Boston Consulting has estimated that for every $1 required to manufacture in the United States, it costs 96 cents to manufacture in China. Yarn production costs in China are now 30 percent higher than in the United States, according to the International Textile Manufacturers Federation.

The prospect of a sweeping Pacific trade agreement led by the United States, and excludes China, is also driving Chinese yarn companies to gain a foothold here, lest they be shut out of the lucrative American market.

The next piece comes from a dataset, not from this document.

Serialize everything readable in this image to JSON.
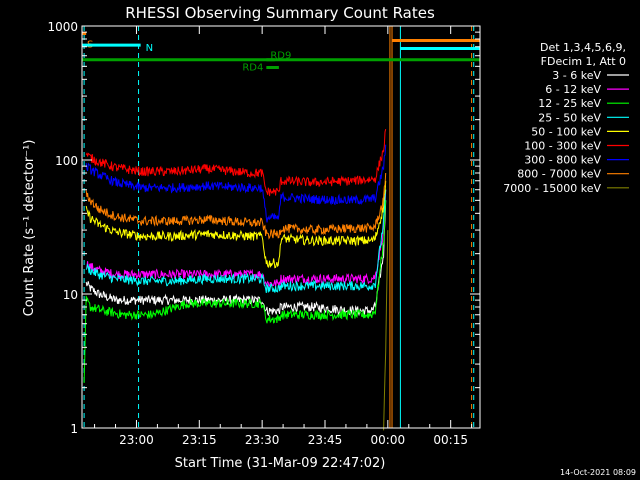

The inner workings of Keer’s factory in Lancaster County help demonstrate why yarn can now be produced for such a low cost in the United States and point to the kind of capital-intensive manufacturing that could thrive again in America.

Inside the 230,000-square-foot spinning plant, giant machines help clean the seeds and dirt from the cotton and send the fluff into carding machines that assemble the cotton into thick, long ropes of fiber. Workers then feed the ropes into machines that spin the cotton into spools of yarn or thread.

The work is highly automated, with the factory’s 32 production lines churning out about 85 tons of yarn a day. Even when Keer opens a second factory next year, it will hire just 500 workers, a fraction of the thousands of workers who toiled at cotton mills across the South for much of the 19th and 20th centuries — a big reason Keer is able to keep costs down.

U.S. fashion companies are NOT moving away from China, but they are actively seeking supplementary sourcing destinations. Despite the concern about rising costs in China in recent years, when asked how their sourcing value or volume from China will change in the next two years, as many as 43 percent expect no change, or even a slight increase. Another 47 percent expect sourcing value or volume from China will decrease in the next two years, but only to a slight degree. Less than 7 percent of respondents say that they expect to significantly decrease sourcing from China.